Je parcours rapidement la distance qui me sépare du bar. Passant derrière, je prépare la commande de mes clients. Le café a conservé son côté authentique, mais il accueille autant des adolescents que des personnes plus âgées. Le mur en pierres apparentes donne une ambiance toute particulière. Ajoutez à cela la vue splendide sur une falaise, la mer au loin et vous comprendrez peut-être pourquoi j'aime tant cet endroit.

Je place les deux tasses sur un plateau rond et leur sers ce qu'ils ont demandé. Toujours avec le sourire. Voilà ce que me disait Jacques lorsque j'ai commencé à travailler ici.

Il n'y a jamais grand monde à cette heure-ci, mais des habitués trouvent toujours leur place sur les tabourets, un verre à la main. L'ambiance s'avère conviviale. Des personnes déversent leurs peines en me racontant tout tandis que d'autres discutent avec joie. Nous trouvons tant de vie entre ces murs...

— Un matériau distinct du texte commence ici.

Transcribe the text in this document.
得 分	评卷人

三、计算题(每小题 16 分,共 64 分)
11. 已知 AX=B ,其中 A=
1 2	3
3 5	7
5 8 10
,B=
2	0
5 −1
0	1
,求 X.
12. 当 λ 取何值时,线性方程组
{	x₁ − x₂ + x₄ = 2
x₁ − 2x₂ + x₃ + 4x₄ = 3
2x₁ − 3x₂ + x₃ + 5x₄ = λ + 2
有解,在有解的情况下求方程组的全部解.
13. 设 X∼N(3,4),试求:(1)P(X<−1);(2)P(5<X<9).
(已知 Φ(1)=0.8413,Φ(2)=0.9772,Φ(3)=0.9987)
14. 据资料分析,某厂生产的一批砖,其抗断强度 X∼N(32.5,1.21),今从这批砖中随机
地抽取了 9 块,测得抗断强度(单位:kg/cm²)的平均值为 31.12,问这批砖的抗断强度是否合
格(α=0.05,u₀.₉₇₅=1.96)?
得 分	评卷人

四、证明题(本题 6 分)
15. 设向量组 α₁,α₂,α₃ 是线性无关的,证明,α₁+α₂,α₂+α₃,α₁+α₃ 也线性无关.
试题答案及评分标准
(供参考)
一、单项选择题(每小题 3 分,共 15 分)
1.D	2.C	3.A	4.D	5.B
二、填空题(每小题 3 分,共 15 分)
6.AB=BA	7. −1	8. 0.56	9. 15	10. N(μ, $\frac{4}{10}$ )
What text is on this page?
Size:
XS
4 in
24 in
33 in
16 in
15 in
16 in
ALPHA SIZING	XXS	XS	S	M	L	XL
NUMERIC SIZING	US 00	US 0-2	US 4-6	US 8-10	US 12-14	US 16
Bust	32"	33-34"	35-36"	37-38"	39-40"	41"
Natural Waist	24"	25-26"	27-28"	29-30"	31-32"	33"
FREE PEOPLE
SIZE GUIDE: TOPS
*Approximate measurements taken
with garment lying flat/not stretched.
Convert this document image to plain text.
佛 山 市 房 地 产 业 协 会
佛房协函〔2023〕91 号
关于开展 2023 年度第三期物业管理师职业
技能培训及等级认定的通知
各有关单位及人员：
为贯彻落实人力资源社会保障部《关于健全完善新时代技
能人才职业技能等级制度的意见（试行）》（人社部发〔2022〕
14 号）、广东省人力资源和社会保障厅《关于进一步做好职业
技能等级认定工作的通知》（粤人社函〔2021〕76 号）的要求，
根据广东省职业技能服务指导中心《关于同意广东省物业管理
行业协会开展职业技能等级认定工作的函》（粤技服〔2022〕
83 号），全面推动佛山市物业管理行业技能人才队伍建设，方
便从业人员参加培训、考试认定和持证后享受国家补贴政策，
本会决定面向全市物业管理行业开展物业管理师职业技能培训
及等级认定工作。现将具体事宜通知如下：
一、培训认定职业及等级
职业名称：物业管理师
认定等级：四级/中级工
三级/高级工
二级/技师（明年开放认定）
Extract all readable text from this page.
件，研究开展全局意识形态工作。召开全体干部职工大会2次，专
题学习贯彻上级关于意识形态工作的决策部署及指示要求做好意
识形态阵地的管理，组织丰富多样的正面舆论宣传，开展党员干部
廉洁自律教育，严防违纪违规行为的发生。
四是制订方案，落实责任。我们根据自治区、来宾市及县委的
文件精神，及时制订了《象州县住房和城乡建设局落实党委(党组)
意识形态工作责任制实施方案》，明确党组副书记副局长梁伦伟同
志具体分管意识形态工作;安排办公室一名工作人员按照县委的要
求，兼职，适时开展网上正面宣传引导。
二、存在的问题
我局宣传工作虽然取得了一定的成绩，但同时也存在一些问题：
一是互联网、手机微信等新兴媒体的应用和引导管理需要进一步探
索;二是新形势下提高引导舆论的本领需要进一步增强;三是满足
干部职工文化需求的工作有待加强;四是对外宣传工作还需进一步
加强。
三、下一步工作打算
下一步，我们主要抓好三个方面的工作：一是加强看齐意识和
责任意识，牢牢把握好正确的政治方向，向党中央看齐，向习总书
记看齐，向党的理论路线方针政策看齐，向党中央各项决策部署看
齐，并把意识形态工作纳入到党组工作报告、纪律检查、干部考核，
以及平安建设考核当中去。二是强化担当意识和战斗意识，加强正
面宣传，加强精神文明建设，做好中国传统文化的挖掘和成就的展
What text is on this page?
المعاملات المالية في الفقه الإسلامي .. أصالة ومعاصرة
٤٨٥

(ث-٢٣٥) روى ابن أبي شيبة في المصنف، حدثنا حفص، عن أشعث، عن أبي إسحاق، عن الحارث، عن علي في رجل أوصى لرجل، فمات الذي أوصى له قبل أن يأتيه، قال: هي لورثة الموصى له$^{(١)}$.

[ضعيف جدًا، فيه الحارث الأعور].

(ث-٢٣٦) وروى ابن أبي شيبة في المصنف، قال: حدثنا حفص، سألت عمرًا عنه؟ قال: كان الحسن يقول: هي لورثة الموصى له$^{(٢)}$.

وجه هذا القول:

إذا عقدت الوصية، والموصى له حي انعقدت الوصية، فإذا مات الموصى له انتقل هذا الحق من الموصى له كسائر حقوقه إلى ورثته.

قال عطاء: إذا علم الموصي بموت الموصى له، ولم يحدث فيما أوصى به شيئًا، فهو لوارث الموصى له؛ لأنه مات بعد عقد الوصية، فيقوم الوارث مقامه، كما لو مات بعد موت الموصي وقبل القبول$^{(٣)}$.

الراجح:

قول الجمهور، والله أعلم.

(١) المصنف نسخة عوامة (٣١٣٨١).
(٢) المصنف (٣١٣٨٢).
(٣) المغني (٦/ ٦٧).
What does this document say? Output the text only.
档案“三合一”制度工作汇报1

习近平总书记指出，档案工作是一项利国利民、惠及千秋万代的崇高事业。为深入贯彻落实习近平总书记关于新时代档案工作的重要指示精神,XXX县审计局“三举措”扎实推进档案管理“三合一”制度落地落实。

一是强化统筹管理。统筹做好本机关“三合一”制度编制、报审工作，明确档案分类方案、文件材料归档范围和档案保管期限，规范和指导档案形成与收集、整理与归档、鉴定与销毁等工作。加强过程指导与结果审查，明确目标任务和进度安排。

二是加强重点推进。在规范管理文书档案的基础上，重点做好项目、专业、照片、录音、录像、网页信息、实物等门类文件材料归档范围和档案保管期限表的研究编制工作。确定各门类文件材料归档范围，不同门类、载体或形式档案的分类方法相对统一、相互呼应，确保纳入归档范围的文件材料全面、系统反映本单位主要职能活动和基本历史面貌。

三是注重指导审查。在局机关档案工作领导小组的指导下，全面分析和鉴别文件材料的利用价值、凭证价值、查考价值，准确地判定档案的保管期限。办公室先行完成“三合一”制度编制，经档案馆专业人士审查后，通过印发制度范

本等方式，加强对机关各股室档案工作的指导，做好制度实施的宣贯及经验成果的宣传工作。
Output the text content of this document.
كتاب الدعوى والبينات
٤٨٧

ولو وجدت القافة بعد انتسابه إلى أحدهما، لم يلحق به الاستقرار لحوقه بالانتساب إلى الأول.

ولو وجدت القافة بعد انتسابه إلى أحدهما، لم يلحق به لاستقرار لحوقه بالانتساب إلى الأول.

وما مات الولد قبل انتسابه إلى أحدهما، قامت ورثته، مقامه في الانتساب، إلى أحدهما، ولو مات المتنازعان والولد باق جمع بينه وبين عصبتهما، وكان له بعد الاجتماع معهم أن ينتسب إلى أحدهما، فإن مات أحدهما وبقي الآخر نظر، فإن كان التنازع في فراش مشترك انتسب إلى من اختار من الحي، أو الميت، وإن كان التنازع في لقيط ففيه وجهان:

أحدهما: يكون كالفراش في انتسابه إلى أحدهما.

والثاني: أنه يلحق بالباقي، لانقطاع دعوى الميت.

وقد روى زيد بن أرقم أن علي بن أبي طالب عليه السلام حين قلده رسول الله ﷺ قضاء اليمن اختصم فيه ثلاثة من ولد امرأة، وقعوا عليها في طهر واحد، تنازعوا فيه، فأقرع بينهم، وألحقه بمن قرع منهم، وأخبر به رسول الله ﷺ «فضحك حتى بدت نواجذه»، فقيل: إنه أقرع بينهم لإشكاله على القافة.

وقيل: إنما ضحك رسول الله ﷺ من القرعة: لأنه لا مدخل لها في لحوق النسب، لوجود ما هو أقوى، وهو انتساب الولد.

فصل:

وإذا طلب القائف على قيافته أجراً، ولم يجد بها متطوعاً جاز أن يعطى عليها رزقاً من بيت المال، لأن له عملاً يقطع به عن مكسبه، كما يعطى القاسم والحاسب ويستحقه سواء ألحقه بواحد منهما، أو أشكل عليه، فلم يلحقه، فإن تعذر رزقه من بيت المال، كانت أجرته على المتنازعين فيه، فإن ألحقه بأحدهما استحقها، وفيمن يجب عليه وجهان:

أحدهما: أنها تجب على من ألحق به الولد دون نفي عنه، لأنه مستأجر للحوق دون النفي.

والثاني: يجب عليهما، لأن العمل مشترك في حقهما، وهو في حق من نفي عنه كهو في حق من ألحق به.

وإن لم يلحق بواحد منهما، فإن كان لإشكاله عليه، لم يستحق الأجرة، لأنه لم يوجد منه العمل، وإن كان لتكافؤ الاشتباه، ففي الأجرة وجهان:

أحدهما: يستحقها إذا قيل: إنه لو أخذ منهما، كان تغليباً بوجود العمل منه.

La porte s'ouvre, la clochette sonne. Un homme vêtu d'un sweat à capuche lui recouvrant le visage entre. Immédiatement, je vais à sa rencontre, carnet à la main.

— Bonjour. Souhaitez-vous une table ?

Il baisse le regard vers moi. Ses yeux bleus et terriblement froids me dévisagent pendant de longues secondes, donnant l'impression de chercher un détail sur mes traits. Je dois avouer qu'il me met mal à l'aise, mais j'ai déjà rencontré de nombreux clients peu aimables. Autant dire que me laisser faire n'est pas dans mes habitudes. Je hausse un sourcil dans sa direction, lui montrant que j'attends sa réponse.

— Oui.

S'il vous plaît, trop compliqué à prononcer? Je me pose souvent la question, mais je ne peux pas faire grand-chose pour améliorer la politesse de nos usagers.

Je lui signifie donc de me suivre et l'amène à une table qui donne vue sur la falaise. Il retire sa capuche, me permettant de mieux le distinguer. Ses cheveux bruns sont en bataille, comme s'il venait de courir. Ses traits sont durs, tendus. Il semble plus âgé que moi, de quelques années.

— Que puis-je vous servir ?

— Auriez-vous de la soupe ?

Surprise par sa question, je mets quelques secondes avant de répondre.

— Bien sûr.

— Et un café, ajoute-t-il.

Je réprime un soupir devant le manque d'une quelconque formule de politesse. À la place, j'acquiesce, rejoignant le bar. Je pousse légèrement la porte qui mène à la petite cuisine.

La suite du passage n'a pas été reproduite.